Ethanol-Inducible Bioproduction of Human α-Lactalbumin in Komagataella phaffii

α-Lactalbumin (α-LA) is the most abundant whey protein in human milk. Microbially expressed α-LA serves as a potential additive in infant formula to improve the protein composition and amino acid profile, enhancing the deep simulation of human milk. Komagataella phaffii is widely recognized for its ability to achieve high-density fermentation and robust secretion of heterologous proteins, making it ideal for large-scale production with relatively simple fermentation conditions. At present, the expression of human α-LA in K. phaffii remains challenged by the potential toxicity of using methanol as an inducer and inefficient bioproduction. In this study, we first employed the ethanol-transcriptional signal amplification device system in K. phaffii to express human α-LA, achieving a titer of 7.39 mg·L-1 in shake flask fermentation.
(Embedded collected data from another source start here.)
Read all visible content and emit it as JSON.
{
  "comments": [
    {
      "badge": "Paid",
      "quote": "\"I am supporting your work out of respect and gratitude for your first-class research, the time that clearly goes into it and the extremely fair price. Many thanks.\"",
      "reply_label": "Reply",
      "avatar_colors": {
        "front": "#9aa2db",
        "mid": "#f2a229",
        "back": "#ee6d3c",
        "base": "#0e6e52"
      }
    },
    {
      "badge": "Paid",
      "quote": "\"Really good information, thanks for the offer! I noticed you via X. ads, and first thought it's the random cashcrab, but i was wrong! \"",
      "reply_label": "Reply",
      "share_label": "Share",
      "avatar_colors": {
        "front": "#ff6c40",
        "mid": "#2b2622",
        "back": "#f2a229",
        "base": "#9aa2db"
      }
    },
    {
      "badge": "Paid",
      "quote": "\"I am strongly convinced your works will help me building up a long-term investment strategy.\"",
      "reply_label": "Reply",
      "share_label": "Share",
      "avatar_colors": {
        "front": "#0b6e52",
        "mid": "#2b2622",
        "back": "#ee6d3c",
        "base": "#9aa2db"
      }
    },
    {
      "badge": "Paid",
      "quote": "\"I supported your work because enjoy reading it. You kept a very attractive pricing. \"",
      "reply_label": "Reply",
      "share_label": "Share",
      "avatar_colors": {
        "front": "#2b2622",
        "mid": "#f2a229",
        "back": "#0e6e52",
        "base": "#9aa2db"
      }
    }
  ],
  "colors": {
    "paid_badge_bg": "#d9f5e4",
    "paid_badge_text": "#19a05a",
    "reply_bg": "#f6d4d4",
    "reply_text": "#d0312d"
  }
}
Next, through hybrid optimization of the native α-factor signal peptide and multicopy integration of the target gene, the α-LA titer was further increased to 16.52 mg·L-1 in the shake flask. Finally, by addressing acetic acid accumulation in bioreactor fermentation, the engineered production strain achieved a titer of 0.60 g·L-1 in a 3 L bioreactor. This work represents the first demonstration of high-efficiency methanol-free production of human α-LA in K. phaffii and provides strategies for the efficient expression and secretion of recombinant proteins in this host organism.